Erst über Schnitt und Länge des Films konnte die artifizielle Form des Films angesprochen werden. Meir Sussmann, der Cutter des Films, hatte ihn ohne Kenntnisse der deutschen Sprache in Anlehnung an die Stimme von Zacharias Dische geschnitten mit der Auflage, aus dem 10 stündigen gedrehten Material einen 90 Minuten Film zu montieren. Die Vorgabe der Länge irritierte die Gesprächsteilnehmer und wurde von Irene Dische launig mit dem Alter von 90 Jahren ihres Vaters begründet.
Die Bilder der Details aus der Wohnung ihres Vaters oder über New York seien allesamt während des einmaligen Drehs entstanden. Die Filmemacherin war von Anfang an auf stille Bilder, Bilder von Details aus gewesen, die nicht geplant, parallel zu den Interviewaufnahmen gedreht wurden. Der Film sollte beim Schnitt entstehen. Erst im Verlauf der Montage wurde die Stimme der Mutter als Prinzip eingeführt. Die Notwendigkeit hierfür, sowie die Musik „Hexenjagd“ aus Humperdincks „Hänsel und Gretel“ ergab sich aus der Arbeit mit dem Vater. Jutta Lampes Stimme für die Mutter war nach einem anderen Versuch mit einer galizisch geprägten Stimme, die aber zu sentimental war und den Vater erdrückte, gewählt worden.
Der Einwand von Lutz Mommertz, daß hier ein Starfilm geschaffen worden sei, der mit dem Senilen arbeite, um dem Film Drive zu geben, wurde von mehreren Zuschauern aufgegriffen. Es wurde bemängelt, daß der Vater nicht herausgefordert werde. Der Film mache einen Kniefall vor seiner Figur. Und es wurde vermutet, daß die Filmemacherin auf die Herausforderung der Intelligenz und des kosmischen Denkens von Zacharias Disehe nicht reagiert habe. Verlangt wurde, an Stellen, wo Zacharias Dische über Neger und Proletarier abfällig spreche, nachzuhaken und ihn nach seinen Erfahrungen zur Emigration aus NS-Deutschland zu befragen. Auch die Rolle des Wissenschaftlers, die von ihm als eines einsam Arbeitenden beschrieben wird, und seine Kritik am modernen Wissenschaftsbetrieb als technologischem, hatte neugierig gemacht. Zumal der Film dem Zuschauer seinen Protagonist en als Dialogpartner anbietet.
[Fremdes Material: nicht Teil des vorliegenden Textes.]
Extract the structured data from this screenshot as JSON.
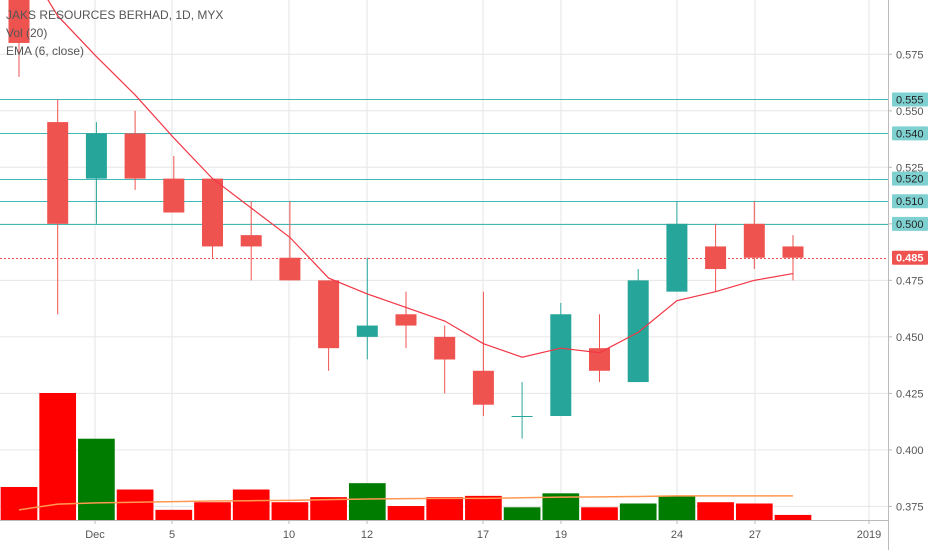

Daß der Zuschauer sich vom Vater angesprochen fühlt, sei Absicht gewesen. Nur ein Gespräch, eine Auseinandersetzung mit dem Vater entspräche nicht seiner Person, war die Begründung für die Form des Films. Der Vater würde zum einen über die Emigration selbst nicht nachdenken; zum anderen wäre ein Dialog eine künstliche Situation, da der Vater immer alleine ist und mit sich alleine spreche, weil er andere nicht mehr wahrnimmt. Dennoch hätten die Zuschauer sich gewünscht, im Film sein weitschweifiges Denken und etwas von seinem jüdischen Weltbürgertum, wie Werner Ruzicka formulierte, präziser zu erfahren. Immer wieder wurde Irene Dische um Erklärungen gebeten, weshalb sie den Vater nicht weitergehend befragt habe, einen Dialog mit ihm geführt habe. In ihrer Reaktion auf diese Kritik wurde deutlich, daß durch die Intimität der Familie für sie diese Begrenzung nicht vorgegeben war. Andererseits wurde ihr Hinweis auf die artistische Form des Films als unzureichende Abwehr dieses Anliegens von den Diskutanten empfunden.